Redeemer Ev. Lutheran Church, Iola, WI

Sermons, Devotions, and News from Redeemer Evangelical Lutheran Church in Iola, WI

Feasting with God #51 – Contributing the Best of It

Feasting with God #51

Contributing the Best of It

Text: Numbers 18:29-32

29“‘Out of all the gifts to you, you shall present every contribution due to the Lord; from each its best part is to be dedicated.’  30Therefore you shall say to them, ‘When you have offered from the best of it, then the rest shall be counted to the Levites as produce of the threshing floor, and as produce of the winepress.  31And you may eat it in any place, you and your households, for it is your reward in return for your service in the tent of meeting.  32And you shall bear no sin by reason of it, when you have contributed the best of it.  But you shall not profane the holy things of the people of Israel, lest you die.’”
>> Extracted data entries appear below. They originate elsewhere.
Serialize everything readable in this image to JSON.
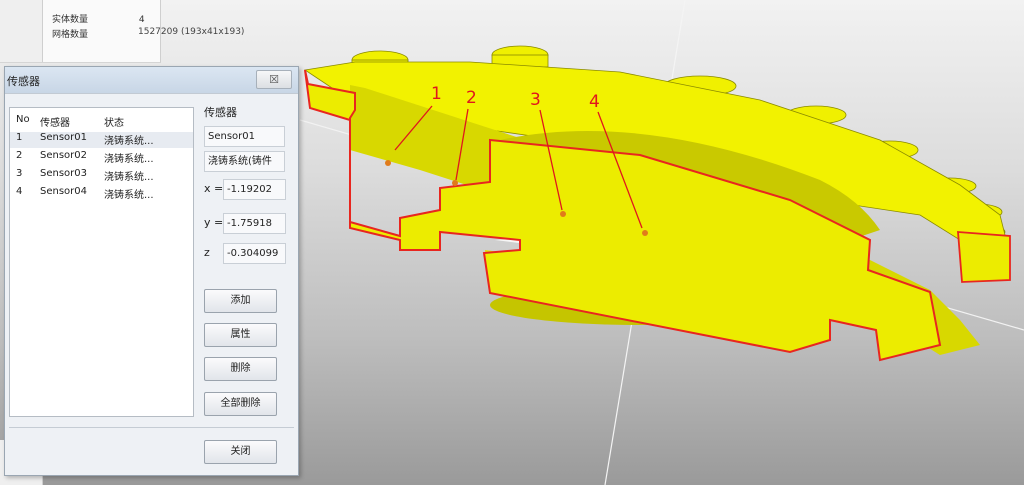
{
  "info": {
    "rows": [
      {
        "label": "实体数量",
        "value": "4"
      },
      {
        "label": "网格数量",
        "value": "1527209 (193x41x193)"
      }
    ]
  },
  "dialog": {
    "title": "传感器",
    "close_glyph": "☒",
    "list": {
      "headers": [
        "No",
        "传感器",
        "状态"
      ],
      "rows": [
        {
          "no": "1",
          "name": "Sensor01",
          "status": "浇铸系统..."
        },
        {
          "no": "2",
          "name": "Sensor02",
          "status": "浇铸系统..."
        },
        {
          "no": "3",
          "name": "Sensor03",
          "status": "浇铸系统..."
        },
        {
          "no": "4",
          "name": "Sensor04",
          "status": "浇铸系统..."
        }
      ]
    },
    "detail": {
      "label": "传感器",
      "name": "Sensor01",
      "location": "浇铸系统(铸件",
      "x_label": "x =",
      "x": "-1.19202",
      "y_label": "y =",
      "y": "-1.75918",
      "z_label": "z",
      "z": "-0.304099"
    },
    "buttons": {
      "add": "添加",
      "properties": "属性",
      "delete": "删除",
      "delete_all": "全部删除",
      "close": "关闭"
    }
  },
  "markers": [
    "1",
    "2",
    "3",
    "4"
  ],
  "colors": {
    "model_fill": "#f0f000",
    "model_dark": "#c8c800",
    "outline": "#e8261f",
    "marker": "#e0161d",
    "sensor_dot": "#e07b1b"
  }
}
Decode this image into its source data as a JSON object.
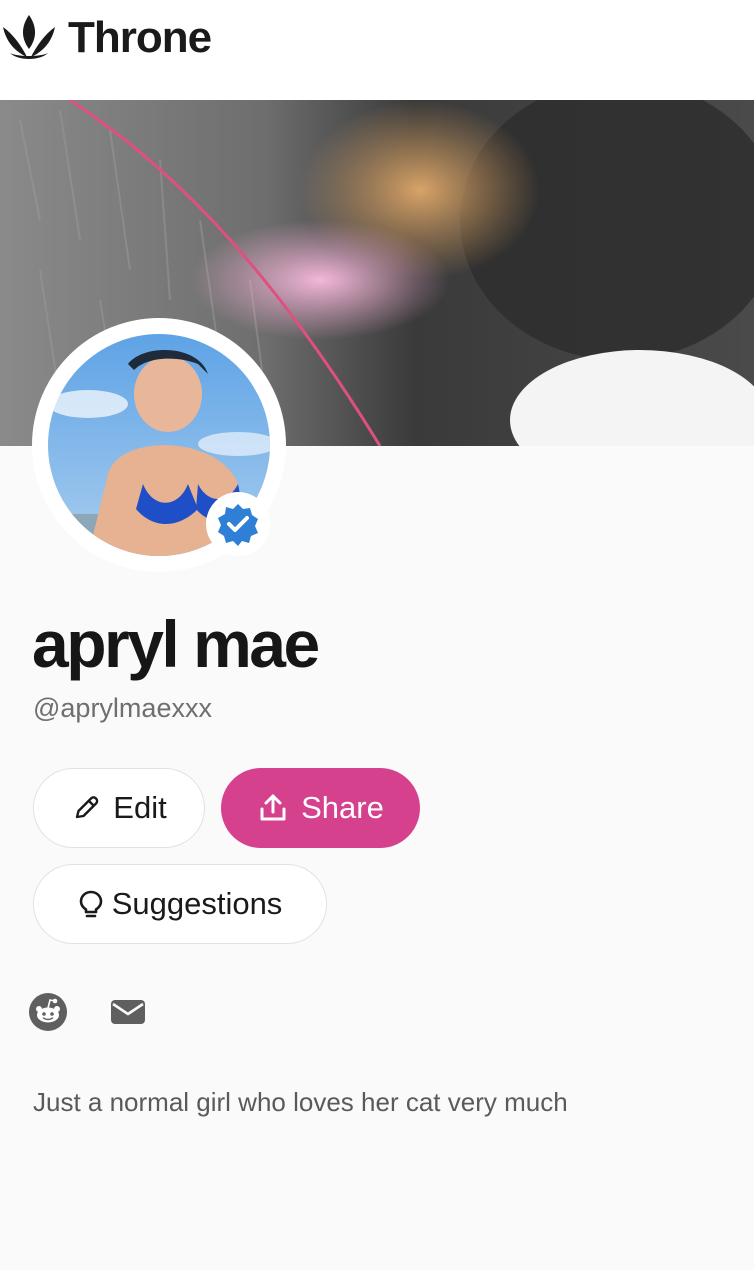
{
  "brand": {
    "name": "Throne",
    "logo_icon": "crown-leaf-icon"
  },
  "profile": {
    "display_name": "apryl mae",
    "handle": "@aprylmaexxx",
    "verified": true,
    "bio": "Just a normal girl who loves her cat very much"
  },
  "actions": {
    "edit_label": "Edit",
    "share_label": "Share",
    "suggestions_label": "Suggestions"
  },
  "social_links": [
    {
      "name": "reddit",
      "icon": "reddit-icon"
    },
    {
      "name": "email",
      "icon": "envelope-icon"
    }
  ],
  "colors": {
    "accent": "#d6418e",
    "verified_badge": "#2f7fd6",
    "background": "#fafafa"
  }
}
The Levites were appointed as the priests of the people of Israel; they made the necessary sacrifices and preached the Word of God.  But while all the other tribes would receive a portion of land to which they were coming, the tribe of Levi received nothing.  While all the others had an income, the Levites were those who served the people spiritually.  Therefore God instituted the system of tithing: 1/10 of the people’s livestock and possessions was to be donated to the Levites to support them.

This generosity could easily have gone to the heads of the Levites, so God made an additional demand: “Out of all the gifts to you, you shall present every contribution due to the Lord; from each its best part is to be dedicated.”  The animals that were brought to the Levites were slaughtered, butchered, divided in pieces, and the choice pieces, the most delicious, were to be burned for God.  The priests then were able to keep what was left over.

Perhaps your parents, like mine, trained you to give to church 1/10 of your income.  It’s a good practice, if the correct mindset accompanies the practice.  Two stories from Scripture illuminate the sort of “tithing” God wants.

First is the story of Ananias and his wife Sapphira.  These two became members of the Christian faith, and so were doing their duty to support the Christian church.  And they were property owners.  They sold some property, and gave some of the proceeds to the church, keeping some of it for themselves.  But sinfully, they reported that they had donated all of their gain.  What motivated the lie?  Probably they wished to appear more generous than they actually were in the eyes of the other Christians.  But as St. Peter said, “You have not lied to men but to God” (Acts 5:4).

Second, the story of Cain and Abel.  “Cain brought to the Lord an offering of the fruit of the ground, and Abel also brought of the firstborn of his flock and of their fat portions.  And the Lord had regard for Abel and his offering, but for Cain and his offering he had no regard” (Gen. 4:3-5).  Cain brought out of obligation, but Abel brought “the firstborn” and “their fat portions.”  He brought the best.

You are probably familiar with the catchphrase, “God loves a cheerful giver.”  It comes from Scripture: “Each one must give as he has decided in his heart, not reluctantly or under compulsion, for God loves a cheerful giver” (2 Cor. 9:7).  Tithing is a great practice—but it is no longer a command!  Even at the time of Israel’s wanderings through the wilderness, do you think God loved the thought of the Levites begrudgingly taking the most mouthwatering pieces of their income and burning them for God?

God commanded that the best be given to him, not so that the Levites would resent him.  God never commands behavior simply for behavior’s sake.  God wanted the attitude that is connected with the behavior.

Consider the situation of Israel: they were wandering in a desert, living in tents, no place to call home—they were on their way to the place they would call home.  Recall how they complained, virtually every step of the way, that maybe what they had was better than what they were promised.  God had a plan for them, a plan to bring them to a Promised Land flowing with milk and honey, a plan that would lead eventually to the birth of the one who would save all mankind.  God wanted the eyes of these Israelites not to be turned backward, toward their bondage, toward the paltry material possessions that they could earn; he wanted them turned forward, toward their liberty, toward the glorious blessings he would provide.  What better way to cause such a mindset than for the Israelites to give up the best of their material possessions.

That is what our offerings do.  When we put our check in the plate at church, it’s not because the church is a moneymaking industry.  It’s because we are learning to forsake these material blessings in favor of eternal, spiritual ones—a lesson that needs regular reinforcement.  Our eyes are focused on the divine, on the spiritual.  We give, not because we are commanded to, not because we must appease a wrathful God.  We give because we have received something infinitely better than these physical things.  God’s own Son—who was God himself!—died on a cross to pay the price for our sins.  This perfect blessing is ours.  What is there that we would prefer to hold onto other than this?

Lord Jesus, keep our eyes ever fixed on you, and the eternal blessings we have won from you.  Although we are also blessed by you with many earthly blessings, let us view these as only a trust from you, of which we are guardians, until we receive our eternal reward.  Lead us to ever more thankful hearts, and guide us to see your blessings in all things.  In your name we ask it.  Amen.